1975年 ウイスキー生産から排出される廃液を「ダークグレーン」と呼ばれる家畜の飼料へ加工する設備を建設する。
1984年 Bサイド閉鎖。
1985年 Aサイドも閉鎖される。
1991年 Aサイドで生産を再開。
1999年 Bサイドの施設を撤去。
2000年 マッシュ・フィルターを設置。
2014年 新たなスチルハウスを建設。スチルは計12基に。
2015年 さらにスチル6基を増設する。
生産
設立当初から積極的に宣伝・販売を行い、19世紀初頭から知名度を獲得した数少ない蒸溜所の1つ。
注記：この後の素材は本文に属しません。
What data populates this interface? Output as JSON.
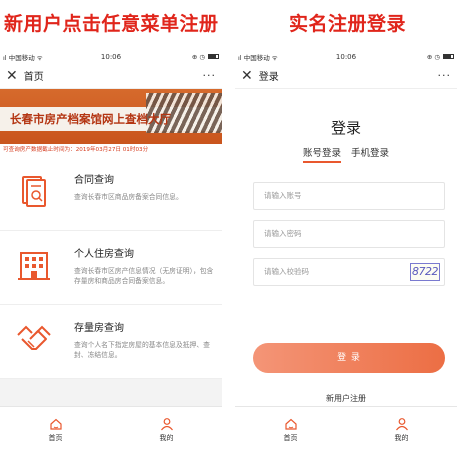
{
  "headings": {
    "left": "新用户点击任意菜单注册",
    "right": "实名注册登录"
  },
  "status_bar": {
    "carrier": "中国移动",
    "time": "10:06"
  },
  "left_screen": {
    "nav_title": "首页",
    "more": "···",
    "banner_text": "长春市房产档案馆网上查档大厅",
    "data_cutoff": "可查询房产数据截止时间为：2019年03月27日 01时03分",
    "services": [
      {
        "icon": "contract-document-icon",
        "title": "合同查询",
        "desc": "查询长春市区商品房备案合同信息。"
      },
      {
        "icon": "building-icon",
        "title": "个人住房查询",
        "desc": "查询长春市区房产信息情况（无房证明），包含存量房和商品房合同备案信息。"
      },
      {
        "icon": "handshake-icon",
        "title": "存量房查询",
        "desc": "查询个人名下指定房屋的基本信息及抵押、查封、冻结信息。"
      }
    ],
    "tabs": [
      {
        "icon": "home-icon",
        "label": "首页"
      },
      {
        "icon": "person-icon",
        "label": "我的"
      }
    ]
  },
  "right_screen": {
    "nav_title": "登录",
    "more": "···",
    "login_title": "登录",
    "tab_account": "账号登录",
    "tab_phone": "手机登录",
    "account_placeholder": "请输入账号",
    "password_placeholder": "请输入密码",
    "captcha_placeholder": "请输入校验码",
    "captcha_code": "8722",
    "login_button": "登 录",
    "register_link": "新用户注册",
    "tabs": [
      {
        "icon": "home-icon",
        "label": "首页"
      },
      {
        "icon": "person-icon",
        "label": "我的"
      }
    ]
  },
  "colors": {
    "accent": "#e0251b",
    "button": "#ec6e44"
  }
}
近年大増築を敢行し、アルコール生産能力はディアジオ傘下蒸溜所の中でも屈指のレベルである年間1,020万リットルにまで増強されており、「ジョニーウォーカー レッドラベル」を初めとするブレンデッド・ウイスキーの生産を支える蒸溜所の1つとなっている。
また2000年に導入されたマッシュ・フィルターは麦芽の糖化を伝統的なマッシュ・タンを用いずに機械的に行う最新鋭の設備で、2018年現在これを用いるのはティーニニックとローランドの新鋭、インチディアニー蒸溜所のみ。